To prepare themselves for the civilian job market, veterans should work with a career counselor to identify the attributes, skills, and experiences they could bring to an organization, especially those who served in the combat arms, with less direct transferability to civilian jobs. The results of this study imply that many of the skills attained during military service can greatly impact the civilian sector, including work ethics, time management, effective communication, and teamwork, when veterans have clearly transferrable military occupations. Veterans who served in less transferrable specialties should take advantage of re-training or education opportunities to improve their employment opportunities. Military recruiters should discuss potential transferable skills with potential recruits. To ensure employers maximize the unique skillset and experiences many veterans possess, employers should consider partaking in opportunities to learn more about veterans in the civilian workforce and what they can offer employers. Learning more about veterans’ skills can add great value to the civilian workforce. For example, veterans with combat experience have been shown to be excellent entrepreneurs because of their propensity for risk-taking. Local networks, such as the Greater Philadelphia Veterans Network (GPVN) have been helped connect qualified veterans with perspective employers. Other local networks serving veterans should consider helping connect recruiters and perspective employers with qualified veterans. Firms aiming for more veteran-friendly hiring practices should familiarize themselves with the 100,000 Jobs Mission. The 100,000 Jobs Mission has been integral at helping connect veterans of all military backgrounds to some of the top U.S. companies.

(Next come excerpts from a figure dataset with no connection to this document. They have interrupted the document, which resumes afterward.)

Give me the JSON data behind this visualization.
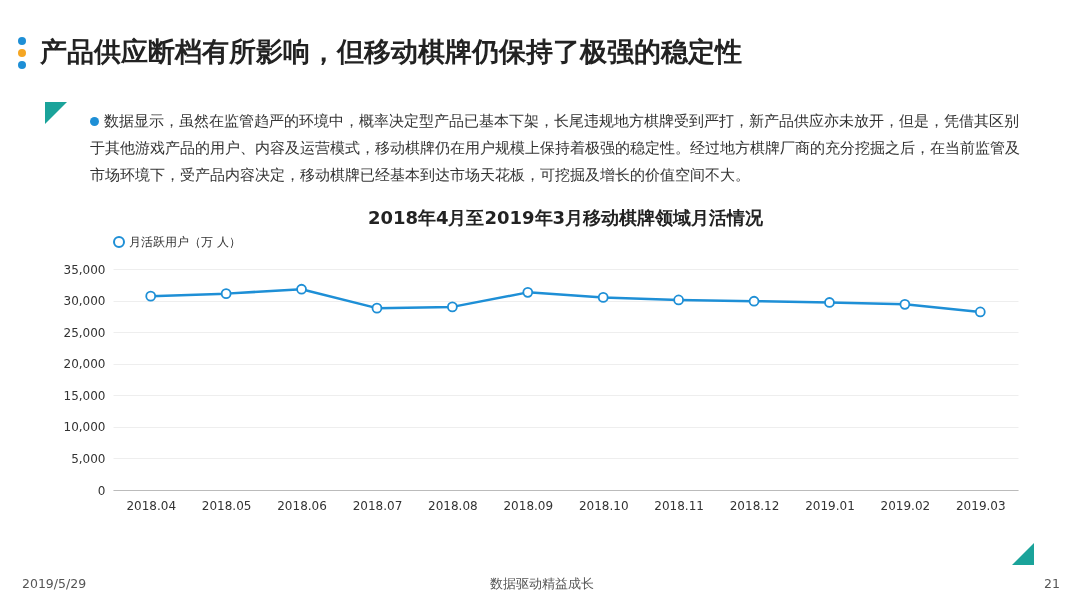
{
  "chart_data": {
    "type": "line",
    "title": "产品供应断档有所影响，但移动棋牌仍保持了极强的稳定性",
    "subtitle": "2018年4月至2019年3月移动棋牌领域月活情况",
    "categories": [
      "2018.04",
      "2018.05",
      "2018.06",
      "2018.07",
      "2018.08",
      "2018.09",
      "2018.10",
      "2018.11",
      "2018.12",
      "2019.01",
      "2019.02",
      "2019.03"
    ],
    "series": [
      {
        "name": "月活跃用户（万 人）",
        "color": "#1e8fd6",
        "values": [
          30700,
          31100,
          31800,
          28800,
          29000,
          31300,
          30500,
          30100,
          29900,
          29700,
          29400,
          28200
        ]
      }
    ],
    "ylim": [
      0,
      35000
    ],
    "yticks": [
      {
        "value": 0,
        "label": "0"
      },
      {
        "value": 5000,
        "label": "5,000"
      },
      {
        "value": 10000,
        "label": "10,000"
      },
      {
        "value": 15000,
        "label": "15,000"
      },
      {
        "value": 20000,
        "label": "20,000"
      },
      {
        "value": 25000,
        "label": "25,000"
      },
      {
        "value": 30000,
        "label": "30,000"
      },
      {
        "value": 35000,
        "label": "35,000"
      }
    ],
    "grid": "y",
    "legend": "top",
    "marker": "circle",
    "line_style": "solid",
    "annotations": [
      "数据显示，虽然在监管趋严的环境中，概率决定型产品已基本下架，长尾违规地方棋牌受到严打，新产品供应亦未放开，但是，凭借其区别于其他游戏产品的用户、内容及运营模式，移动棋牌仍在用户规模上保持着极强的稳定性。经过地方棋牌厂商的充分挖掘之后，在当前监管及市场环境下，受产品内容决定，移动棋牌已经基本到达市场天花板，可挖掘及增长的价值空间不大。",
      "2019/5/29",
      "数据驱动精益成长",
      "21"
    ]
  }
}
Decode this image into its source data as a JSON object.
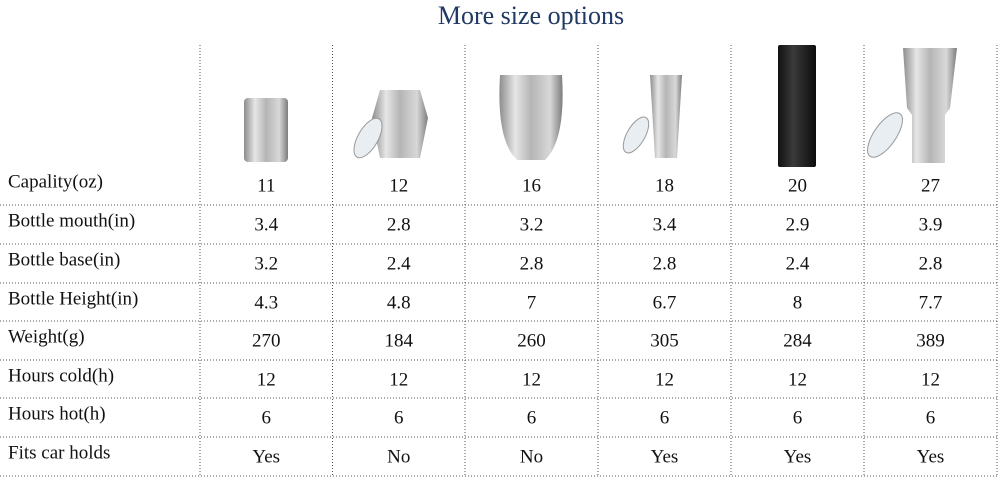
{
  "title": "More size options",
  "table": {
    "rows": [
      [
        "Capality(oz)",
        "11",
        "12",
        "16",
        "18",
        "20",
        "27"
      ],
      [
        "Bottle mouth(in)",
        "3.4",
        "2.8",
        "3.2",
        "3.4",
        "2.9",
        "3.9"
      ],
      [
        "Bottle base(in)",
        "3.2",
        "2.4",
        "2.8",
        "2.8",
        "2.4",
        "2.8"
      ],
      [
        "Bottle Height(in)",
        "4.3",
        "4.8",
        "7",
        "6.7",
        "8",
        "7.7"
      ],
      [
        "Weight(g)",
        "270",
        "184",
        "260",
        "305",
        "284",
        "389"
      ],
      [
        "Hours cold(h)",
        "12",
        "12",
        "12",
        "12",
        "12",
        "12"
      ],
      [
        "Hours hot(h)",
        "6",
        "6",
        "6",
        "6",
        "6",
        "6"
      ],
      [
        "Fits car holds",
        "Yes",
        "No",
        "No",
        "Yes",
        "Yes",
        "Yes"
      ]
    ]
  }
}
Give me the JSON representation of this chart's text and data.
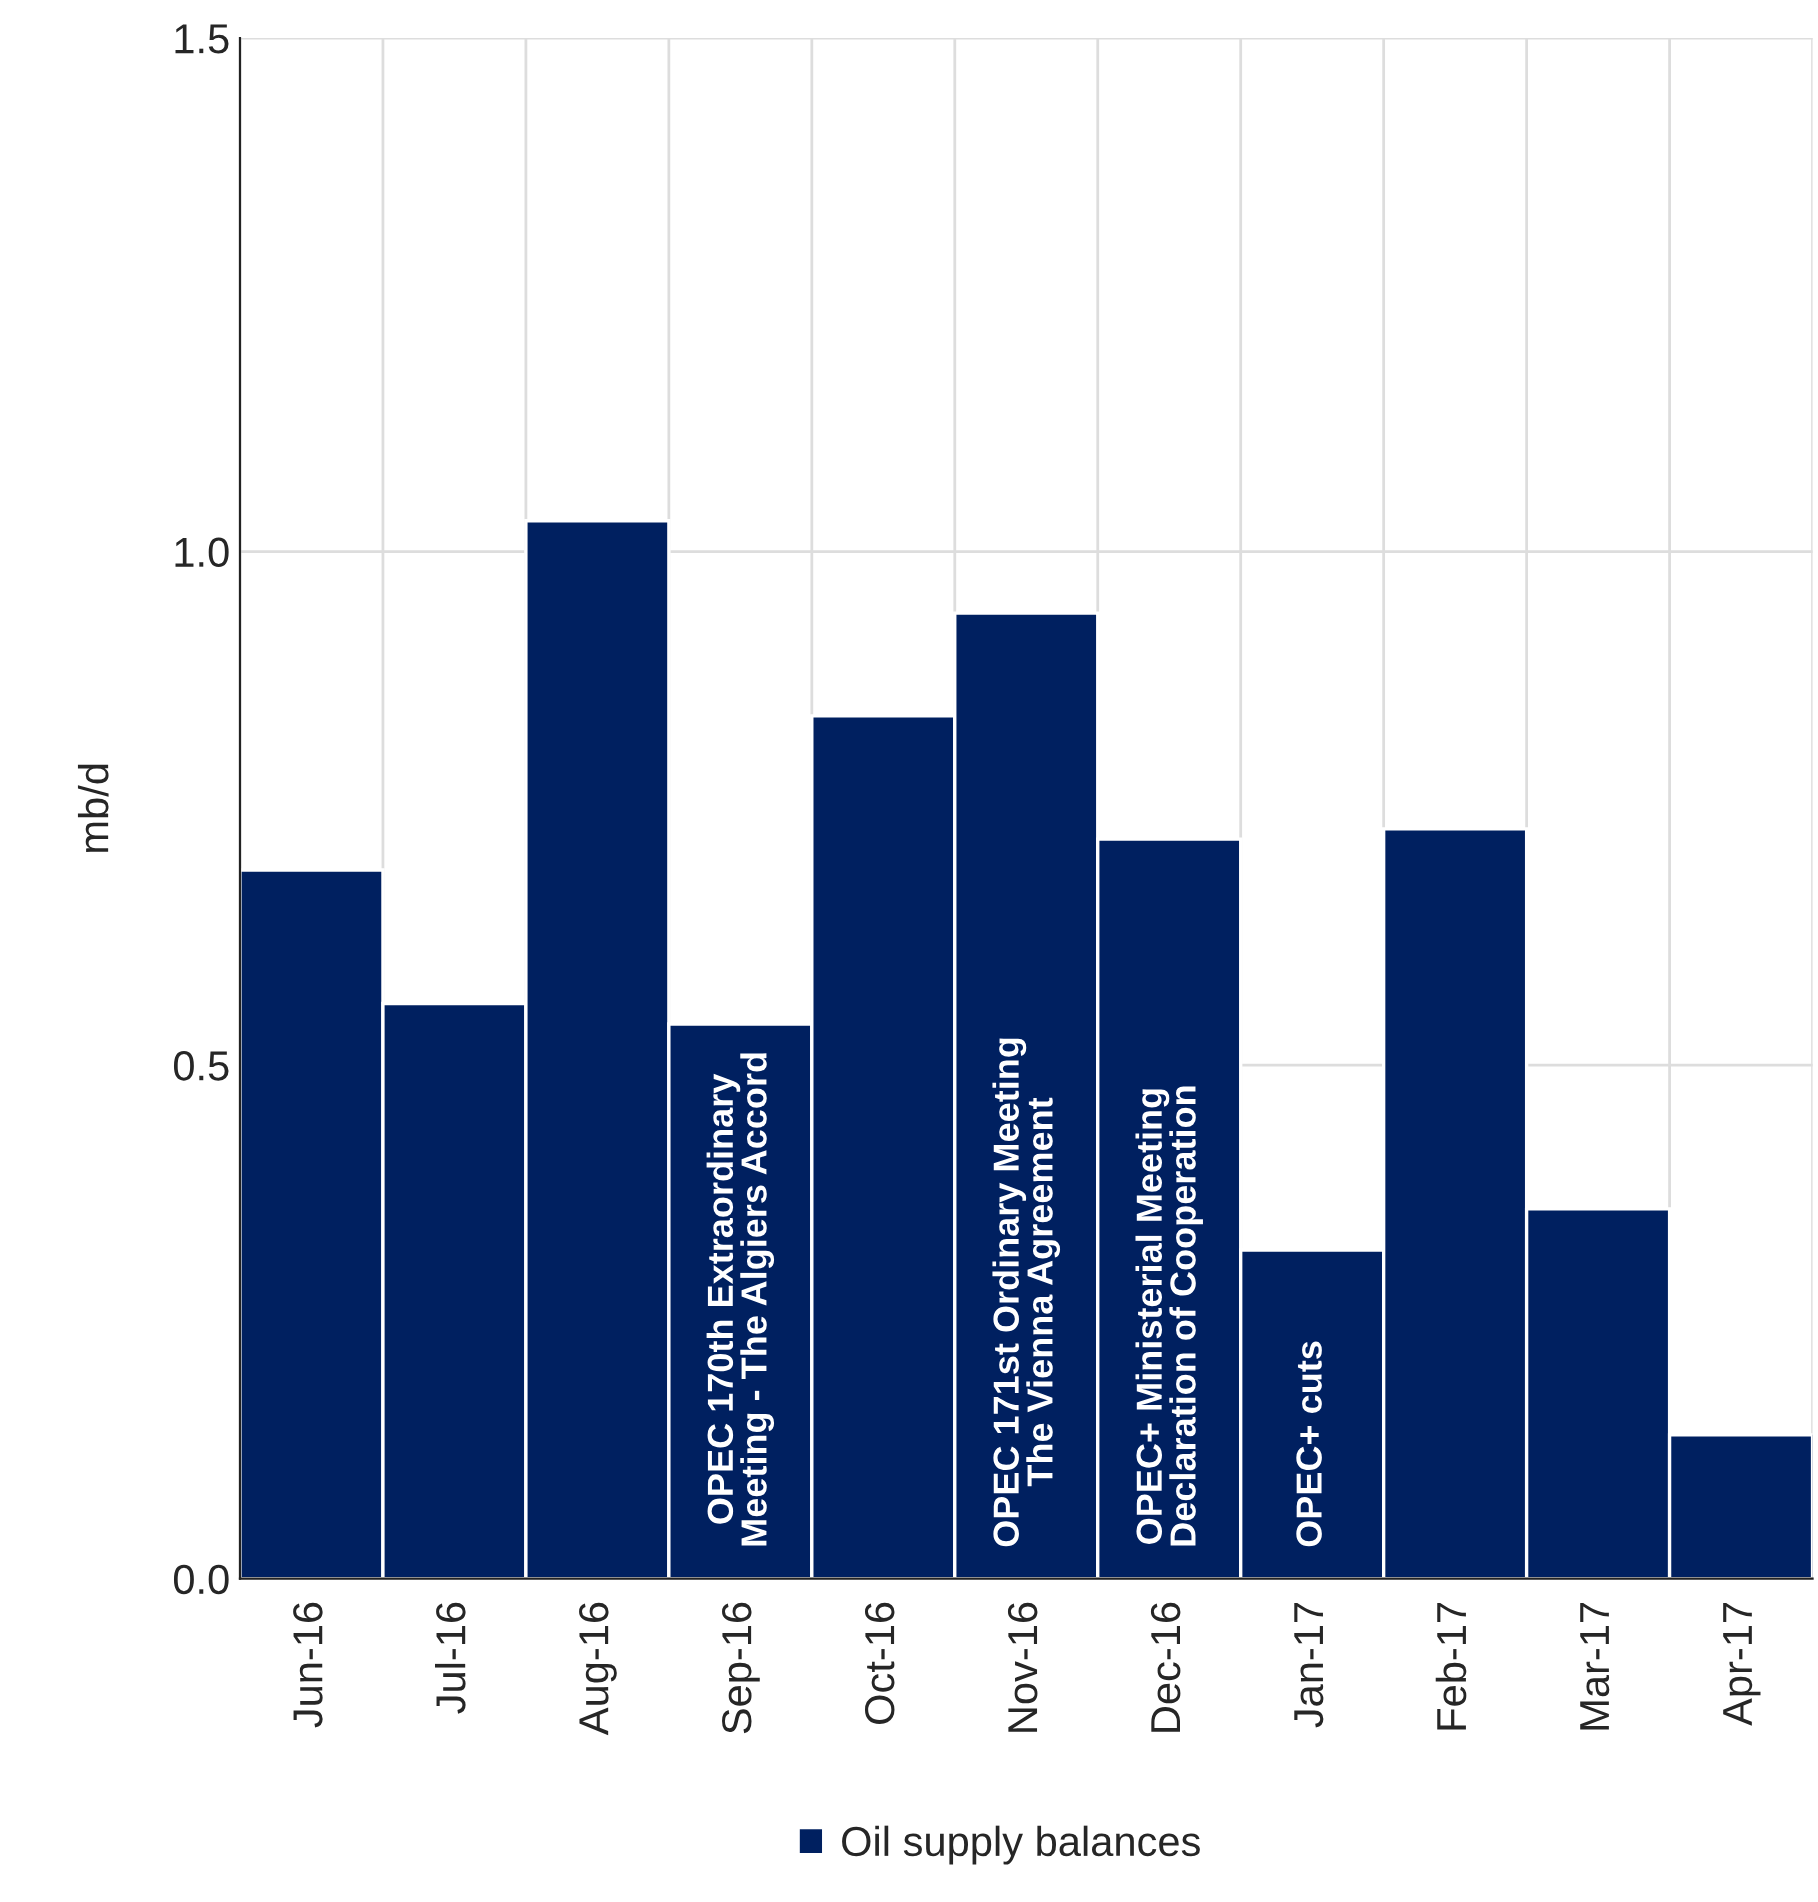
{
  "chart_data": {
    "type": "bar",
    "ylabel": "mb/d",
    "categories": [
      "Jun-16",
      "Jul-16",
      "Aug-16",
      "Sep-16",
      "Oct-16",
      "Nov-16",
      "Dec-16",
      "Jan-17",
      "Feb-17",
      "Mar-17",
      "Apr-17"
    ],
    "series": [
      {
        "name": "Oil supply balances",
        "color": "#002060",
        "values": [
          0.69,
          0.56,
          1.03,
          0.54,
          0.84,
          0.94,
          0.72,
          0.32,
          0.73,
          0.36,
          0.14
        ]
      }
    ],
    "ylim": [
      0,
      1.5
    ],
    "yticks": [
      {
        "value": 0,
        "label": "0.0"
      },
      {
        "value": 0.5,
        "label": "0.5"
      },
      {
        "value": 1.0,
        "label": "1.0"
      },
      {
        "value": 1.5,
        "label": "1.5"
      }
    ],
    "grid": true,
    "legend": "bottom",
    "annotations": [
      "OPEC 170th Extraordinary\nMeeting - The Algiers Accord",
      "OPEC 171st Ordinary Meeting\nThe Vienna Agreement",
      "OPEC+ Ministerial Meeting\nDeclaration of Cooperation",
      "OPEC+ cuts"
    ]
  }
}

The Department of Defense (DoD) and the Department of Labor (DoL) might be proactive in augmenting the skill development and hiring prospects for all veterans. Since many civilian employers view military service as a high-quality human capital investment, and are eager to hire veteran candidates, the DoL and its Transition Assistance Program (TAP) might further educate veterans on how to translate military skills and expertise into marketable skills for the civilian workforce. Since veterans with fewer or no transferable work experience, such as those in combat arms positions, generally experienced less favorable hiring treatments, the DoD and the DoL might collaborate to help these veterans attain more transferable skills or become business owners. For example, since veterans in combat roles are known to be effective risk-takers, the DoD and the DoL might provide information to veterans on entrepreneurship. Since National Guard and Reserves service members often experience difficulty finding civilian employment upon return from active duty, the DoD and the DoL might create an advocacy body to help educate perspective civilian employers on the many skills and talents of members who have served in the National Guard and Reserves.
For Future Research
This study highlights the need for further research on the National Guard and Reserves, particularly their deployment and transition experiences. Since some previous studies have found that National Guard and Reserves service members often experience distinct discrimination, future studies on this population should document the hiring process and workplace treatment. Understanding workplace treatment is especially important given that many National Guard and Reserves members have deployed to active duty. A limitation of this study is that gender was not included in this analysis. Given that hiring experiences can differ for men and women, it is critical that future studies examine veteran hiring practices by gender and different military roles. Another limitation of this study is that the overall callback rates were low. To allow for more confident and statistically significant findings, future researchers should strive for higher callback rates or conduct studies at a larger scale. Given that Hispanic veterans have a unique experience with civilian hiring, future research is needed to understand why there were major differences in hiring between Hispanics and the rest of the survey participants.